Nord Stream AG today received the permit to construct the 123 kilometre Russian section of its 1,223 kilometre natural gas pipeline through the Baltic Sea. The consortium had already received permits from Denmark and Sweden through whose waters the pipeline will pass, and the Finnish EEZ permit. The permitting process in Germany is also nearing completion.
"The granting of the permit sets a further important benchmark for implementing international projects in Russia," said Nord Stream's Managing Director Matthias Warnig. "The permit is the conclusion of an extensive process of environmental impact assessments by Russian federal authorities. Russia also actively participated in the nine-country deliberations under the United Nations Espoo Convention on the potential transboundary environmental impacts of the pipeline," Warnig added.

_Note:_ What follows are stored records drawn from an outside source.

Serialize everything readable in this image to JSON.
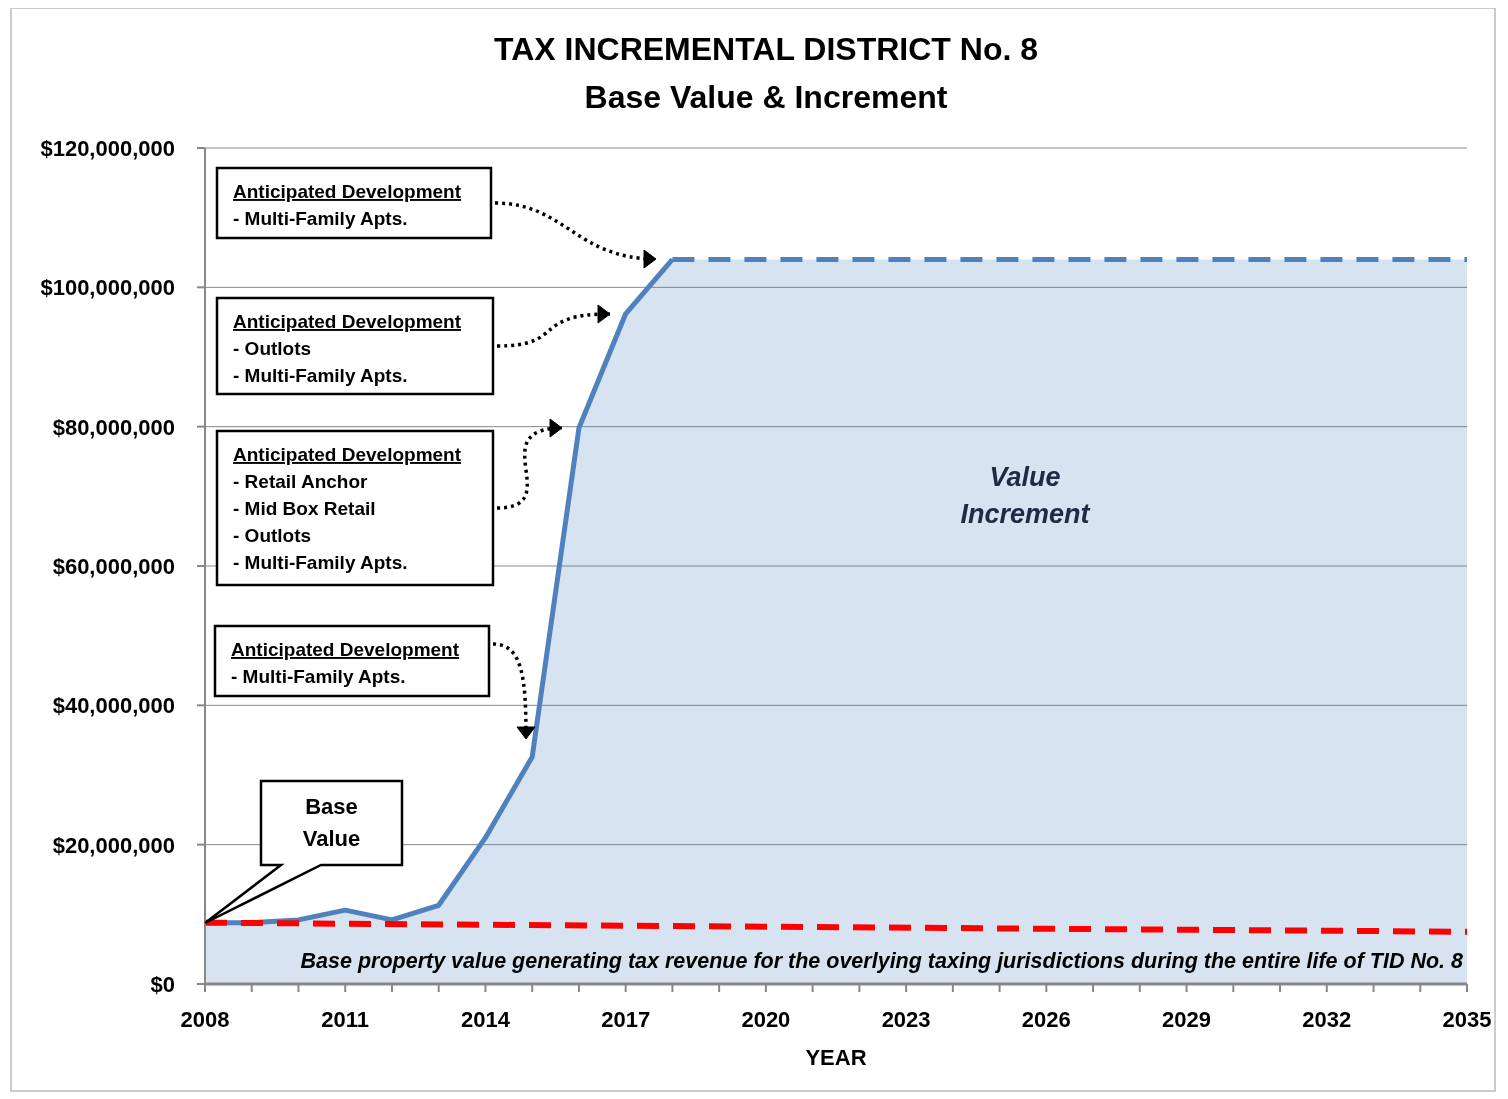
{
  "chart_data": {
    "type": "area",
    "title": "TAX INCREMENTAL DISTRICT No. 8",
    "subtitle": "Base Value & Increment",
    "xlabel": "YEAR",
    "xlim": [
      2008,
      2035
    ],
    "xticks": [
      2008,
      {
        "value": 2009,
        "label": null
      },
      {
        "value": 2010,
        "label": null
      },
      2011,
      {
        "value": 2012,
        "label": null
      },
      {
        "value": 2013,
        "label": null
      },
      2014,
      {
        "value": 2015,
        "label": null
      },
      {
        "value": 2016,
        "label": null
      },
      2017,
      {
        "value": 2018,
        "label": null
      },
      {
        "value": 2019,
        "label": null
      },
      2020,
      {
        "value": 2021,
        "label": null
      },
      {
        "value": 2022,
        "label": null
      },
      2023,
      {
        "value": 2024,
        "label": null
      },
      {
        "value": 2025,
        "label": null
      },
      2026,
      {
        "value": 2027,
        "label": null
      },
      {
        "value": 2028,
        "label": null
      },
      2029,
      {
        "value": 2030,
        "label": null
      },
      {
        "value": 2031,
        "label": null
      },
      2032,
      {
        "value": 2033,
        "label": null
      },
      {
        "value": 2034,
        "label": null
      },
      2035
    ],
    "ylim": [
      0,
      120000000
    ],
    "yticks": [
      {
        "value": 0,
        "label": "$0"
      },
      {
        "value": 20000000,
        "label": "$20,000,000"
      },
      {
        "value": 40000000,
        "label": "$40,000,000"
      },
      {
        "value": 60000000,
        "label": "$60,000,000"
      },
      {
        "value": 80000000,
        "label": "$80,000,000"
      },
      {
        "value": 100000000,
        "label": "$100,000,000"
      },
      {
        "value": 120000000,
        "label": "$120,000,000"
      }
    ],
    "grid": "y",
    "series": [
      {
        "type": "area",
        "color": "#4f81bd",
        "line_style": "solid",
        "x": [
          2008,
          2009,
          2010,
          2011,
          2012,
          2013,
          2014,
          2015,
          2016,
          2017,
          2018
        ],
        "values": [
          8800000,
          8800000,
          9200000,
          10600000,
          9200000,
          11300000,
          21000000,
          32600000,
          79800000,
          96200000,
          104000000
        ]
      },
      {
        "type": "area",
        "color": "#4f81bd",
        "line_style": "dashed",
        "x": [
          2018,
          2035
        ],
        "values": [
          104000000,
          104000000
        ]
      },
      {
        "type": "line",
        "color": "#ff0000",
        "line_style": "dashed",
        "x": [
          2008,
          2035
        ],
        "values": [
          8800000,
          7500000
        ]
      }
    ],
    "annotations": [
      "Anticipated Development\n- Multi-Family Apts.",
      "Anticipated Development\n- Outlots\n- Multi-Family Apts.",
      "Anticipated Development\n- Retail Anchor\n- Mid Box Retail\n- Outlots\n- Multi-Family Apts.",
      "Anticipated Development\n- Multi-Family Apts.",
      "Base\nValue",
      "Value\nIncrement",
      "Base property value generating tax revenue for the overlying taxing jurisdictions during the entire life of TID No. 8"
    ]
  }
}
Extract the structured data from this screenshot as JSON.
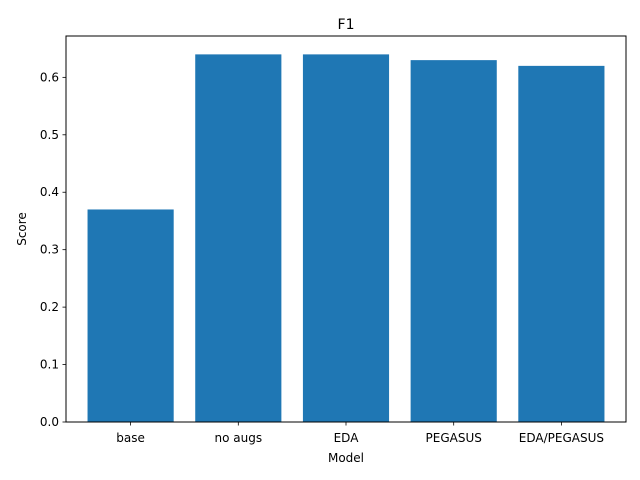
{
  "chart_data": {
    "type": "bar",
    "title": "F1",
    "xlabel": "Model",
    "ylabel": "Score",
    "categories": [
      "base",
      "no augs",
      "EDA",
      "PEGASUS",
      "EDA/PEGASUS"
    ],
    "values": [
      0.37,
      0.64,
      0.64,
      0.63,
      0.62
    ],
    "ylim": [
      0,
      0.672
    ],
    "yticks": [
      0.0,
      0.1,
      0.2,
      0.3,
      0.4,
      0.5,
      0.6
    ],
    "ytick_labels": [
      "0.0",
      "0.1",
      "0.2",
      "0.3",
      "0.4",
      "0.5",
      "0.6"
    ],
    "bar_color": "#1f77b4",
    "grid": false,
    "legend": "none"
  }
}
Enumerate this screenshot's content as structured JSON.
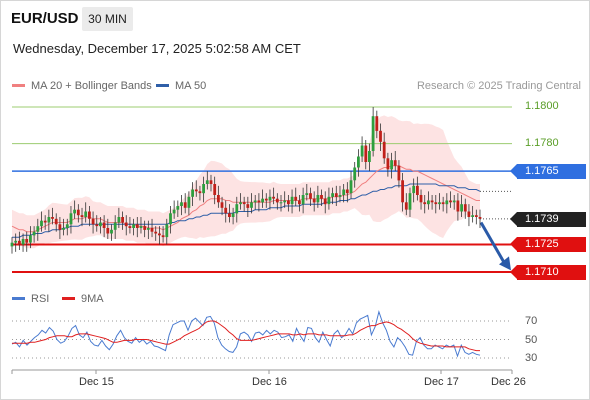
{
  "header": {
    "pair": "EUR/USD",
    "timeframe": "30 MIN"
  },
  "datetime": "Wednesday, December 17, 2025 5:02:58 AM CET",
  "legend": {
    "ma20_label": "MA 20 + Bollinger Bands",
    "ma50_label": "MA 50",
    "copyright": "Research © 2025 Trading Central",
    "ma20_color": "#f08080",
    "ma50_color": "#2f5fa8"
  },
  "levels": {
    "r2": "1.1800",
    "r1": "1.1780",
    "pivot": "1.1765",
    "last": "1.1739",
    "s1": "1.1725",
    "s2": "1.1710"
  },
  "rsi_legend": {
    "rsi_label": "RSI",
    "ma_label": "9MA",
    "rsi_color": "#4a7bd0",
    "ma_color": "#e02020"
  },
  "rsi_ticks": [
    "70",
    "50",
    "30"
  ],
  "x_ticks": [
    "Dec 15",
    "Dec 16",
    "Dec 17",
    "Dec 26"
  ],
  "chart_data": {
    "type": "candlestick",
    "price_range": [
      1.1705,
      1.1805
    ],
    "resistance_levels": [
      1.18,
      1.178,
      1.1765
    ],
    "support_levels": [
      1.1725,
      1.171
    ],
    "last_price": 1.1739,
    "forecast": "down towards 1.1710",
    "closes": [
      1.1726,
      1.1727,
      1.1725,
      1.1728,
      1.1726,
      1.173,
      1.1732,
      1.1735,
      1.1738,
      1.1737,
      1.174,
      1.1739,
      1.1736,
      1.1733,
      1.1734,
      1.1736,
      1.1742,
      1.1744,
      1.1741,
      1.174,
      1.1743,
      1.1739,
      1.1736,
      1.1735,
      1.1737,
      1.1734,
      1.1731,
      1.1733,
      1.1737,
      1.174,
      1.1737,
      1.1735,
      1.1734,
      1.1736,
      1.1734,
      1.1735,
      1.1733,
      1.1734,
      1.1732,
      1.1731,
      1.173,
      1.1729,
      1.1736,
      1.1742,
      1.1744,
      1.1746,
      1.1748,
      1.1745,
      1.1751,
      1.1755,
      1.1754,
      1.1753,
      1.1758,
      1.176,
      1.1758,
      1.1752,
      1.1748,
      1.1745,
      1.1742,
      1.174,
      1.1742,
      1.1747,
      1.1748,
      1.1747,
      1.1745,
      1.1748,
      1.1749,
      1.1748,
      1.175,
      1.1749,
      1.1751,
      1.175,
      1.1748,
      1.1748,
      1.1749,
      1.1747,
      1.1751,
      1.1749,
      1.1747,
      1.1752,
      1.1753,
      1.175,
      1.1748,
      1.1752,
      1.175,
      1.1747,
      1.1751,
      1.1753,
      1.1751,
      1.1752,
      1.1755,
      1.1753,
      1.176,
      1.1767,
      1.1773,
      1.1779,
      1.177,
      1.1776,
      1.1795,
      1.1787,
      1.1781,
      1.1772,
      1.1766,
      1.1771,
      1.1768,
      1.176,
      1.1748,
      1.1744,
      1.1753,
      1.1757,
      1.1752,
      1.1748,
      1.1747,
      1.1749,
      1.1748,
      1.1747,
      1.1748,
      1.1747,
      1.1749,
      1.1748,
      1.1749,
      1.1743,
      1.1747,
      1.1743,
      1.174,
      1.1741,
      1.174,
      1.1739
    ],
    "ma20": [
      1.1735,
      1.1734,
      1.1733,
      1.1733,
      1.1732,
      1.1732,
      1.1732,
      1.1733,
      1.1734,
      1.1735,
      1.1736,
      1.1737,
      1.1737,
      1.1737,
      1.1737,
      1.1737,
      1.1738,
      1.1739,
      1.1739,
      1.1739,
      1.174,
      1.174,
      1.1739,
      1.1739,
      1.1739,
      1.1738,
      1.1737,
      1.1737,
      1.1737,
      1.1737,
      1.1737,
      1.1736,
      1.1736,
      1.1736,
      1.1735,
      1.1735,
      1.1735,
      1.1734,
      1.1734,
      1.1734,
      1.1734,
      1.1733,
      1.1734,
      1.1735,
      1.1736,
      1.1737,
      1.1739,
      1.174,
      1.1741,
      1.1743,
      1.1744,
      1.1746,
      1.1747,
      1.1749,
      1.175,
      1.175,
      1.175,
      1.175,
      1.1749,
      1.1749,
      1.1748,
      1.1748,
      1.1748,
      1.1748,
      1.1748,
      1.1748,
      1.1748,
      1.1748,
      1.1748,
      1.1748,
      1.1748,
      1.1749,
      1.1749,
      1.1749,
      1.1749,
      1.1749,
      1.1749,
      1.1749,
      1.1749,
      1.175,
      1.175,
      1.175,
      1.175,
      1.175,
      1.175,
      1.175,
      1.175,
      1.1751,
      1.1751,
      1.1751,
      1.1752,
      1.1752,
      1.1753,
      1.1754,
      1.1756,
      1.1758,
      1.1759,
      1.1761,
      1.1763,
      1.1765,
      1.1766,
      1.1767,
      1.1767,
      1.1768,
      1.1768,
      1.1768,
      1.1767,
      1.1766,
      1.1766,
      1.1765,
      1.1765,
      1.1764,
      1.1763,
      1.1762,
      1.1761,
      1.176,
      1.1759,
      1.1758,
      1.1757,
      1.1756,
      1.1755,
      1.1754,
      1.1753,
      1.1752,
      1.1751,
      1.175,
      1.1749,
      1.1749
    ],
    "ma50": [
      1.1729,
      1.1729,
      1.1729,
      1.173,
      1.173,
      1.173,
      1.1731,
      1.1731,
      1.1731,
      1.1732,
      1.1732,
      1.1733,
      1.1733,
      1.1733,
      1.1734,
      1.1734,
      1.1735,
      1.1735,
      1.1735,
      1.1736,
      1.1736,
      1.1736,
      1.1736,
      1.1736,
      1.1736,
      1.1736,
      1.1736,
      1.1736,
      1.1736,
      1.1736,
      1.1736,
      1.1736,
      1.1736,
      1.1736,
      1.1736,
      1.1736,
      1.1736,
      1.1736,
      1.1736,
      1.1736,
      1.1736,
      1.1736,
      1.1736,
      1.1737,
      1.1737,
      1.1738,
      1.1738,
      1.1738,
      1.1739,
      1.1739,
      1.174,
      1.174,
      1.1741,
      1.1741,
      1.1742,
      1.1742,
      1.1742,
      1.1742,
      1.1742,
      1.1742,
      1.1742,
      1.1743,
      1.1743,
      1.1743,
      1.1743,
      1.1743,
      1.1744,
      1.1744,
      1.1744,
      1.1744,
      1.1745,
      1.1745,
      1.1745,
      1.1745,
      1.1746,
      1.1746,
      1.1746,
      1.1746,
      1.1746,
      1.1747,
      1.1747,
      1.1747,
      1.1747,
      1.1747,
      1.1747,
      1.1748,
      1.1748,
      1.1748,
      1.1748,
      1.1749,
      1.1749,
      1.1749,
      1.175,
      1.175,
      1.1751,
      1.1752,
      1.1752,
      1.1753,
      1.1754,
      1.1754,
      1.1755,
      1.1755,
      1.1756,
      1.1756,
      1.1757,
      1.1757,
      1.1757,
      1.1757,
      1.1758,
      1.1758,
      1.1758,
      1.1758,
      1.1758,
      1.1758,
      1.1758,
      1.1758,
      1.1757,
      1.1757,
      1.1757,
      1.1757,
      1.1757,
      1.1756,
      1.1756,
      1.1756,
      1.1755,
      1.1755,
      1.1755,
      1.1754
    ],
    "rsi_range": [
      25,
      80
    ],
    "rsi": [
      45,
      47,
      42,
      49,
      44,
      48,
      52,
      55,
      60,
      57,
      63,
      59,
      50,
      46,
      48,
      54,
      62,
      65,
      55,
      52,
      58,
      48,
      44,
      43,
      49,
      43,
      39,
      45,
      54,
      60,
      52,
      48,
      46,
      52,
      47,
      50,
      45,
      48,
      43,
      42,
      40,
      38,
      55,
      66,
      68,
      70,
      70,
      60,
      70,
      73,
      69,
      65,
      74,
      75,
      68,
      52,
      44,
      40,
      37,
      36,
      42,
      56,
      58,
      55,
      48,
      57,
      58,
      55,
      60,
      56,
      60,
      58,
      52,
      53,
      55,
      48,
      62,
      54,
      48,
      63,
      62,
      52,
      47,
      58,
      50,
      43,
      56,
      60,
      52,
      55,
      62,
      56,
      68,
      72,
      74,
      76,
      55,
      64,
      80,
      68,
      60,
      48,
      42,
      52,
      48,
      42,
      34,
      33,
      48,
      52,
      44,
      40,
      40,
      44,
      42,
      40,
      44,
      42,
      44,
      32,
      44,
      36,
      34,
      36,
      34,
      33
    ],
    "rsi_ma": [
      46,
      46,
      46,
      46,
      46,
      47,
      47,
      48,
      49,
      50,
      52,
      53,
      54,
      54,
      54,
      53,
      53,
      55,
      56,
      56,
      56,
      55,
      54,
      53,
      52,
      51,
      49,
      47,
      47,
      48,
      49,
      49,
      49,
      50,
      50,
      50,
      50,
      49,
      48,
      47,
      46,
      45,
      45,
      47,
      49,
      51,
      54,
      56,
      58,
      60,
      62,
      66,
      69,
      70,
      70,
      68,
      65,
      62,
      58,
      55,
      51,
      49,
      49,
      49,
      49,
      50,
      51,
      52,
      53,
      54,
      55,
      56,
      56,
      56,
      56,
      55,
      55,
      56,
      55,
      56,
      56,
      56,
      55,
      55,
      55,
      54,
      54,
      54,
      54,
      54,
      55,
      55,
      57,
      60,
      62,
      64,
      65,
      65,
      67,
      68,
      69,
      68,
      66,
      63,
      61,
      58,
      55,
      51,
      48,
      46,
      45,
      44,
      43,
      43,
      43,
      43,
      42,
      42,
      42,
      42,
      42,
      42,
      40,
      39,
      38,
      38
    ],
    "x_tick_labels": [
      "Dec 15",
      "Dec 16",
      "Dec 17",
      "Dec 26"
    ]
  }
}
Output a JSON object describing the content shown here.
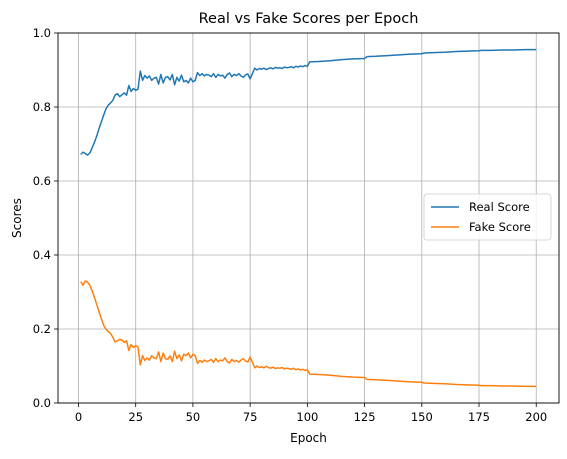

The Russian offshore permit was granted by the Russian Federal Supervisory Natural Resources Management Service (Rosprirodnadzor). It followed an extensive national environmental impact assessment process and the active participation of the Ministry of Natural Resources and Environment of the Russian Federation in the international consultations between authorities from all nine countries bordering the Baltic Sea. The Ministry also ensured public access to the transboundary environmental report (‘Espoo Report') in Russian and held a public hearing on 28 April 2009.
"We are firmly on schedule to start construction of the pipeline in spring 2010 and to start transporting gas in 2011," said Warnig. "The permitting process in Germany is nearing completion and we are confident that the remaining permits will be granted within the next few weeks," he added.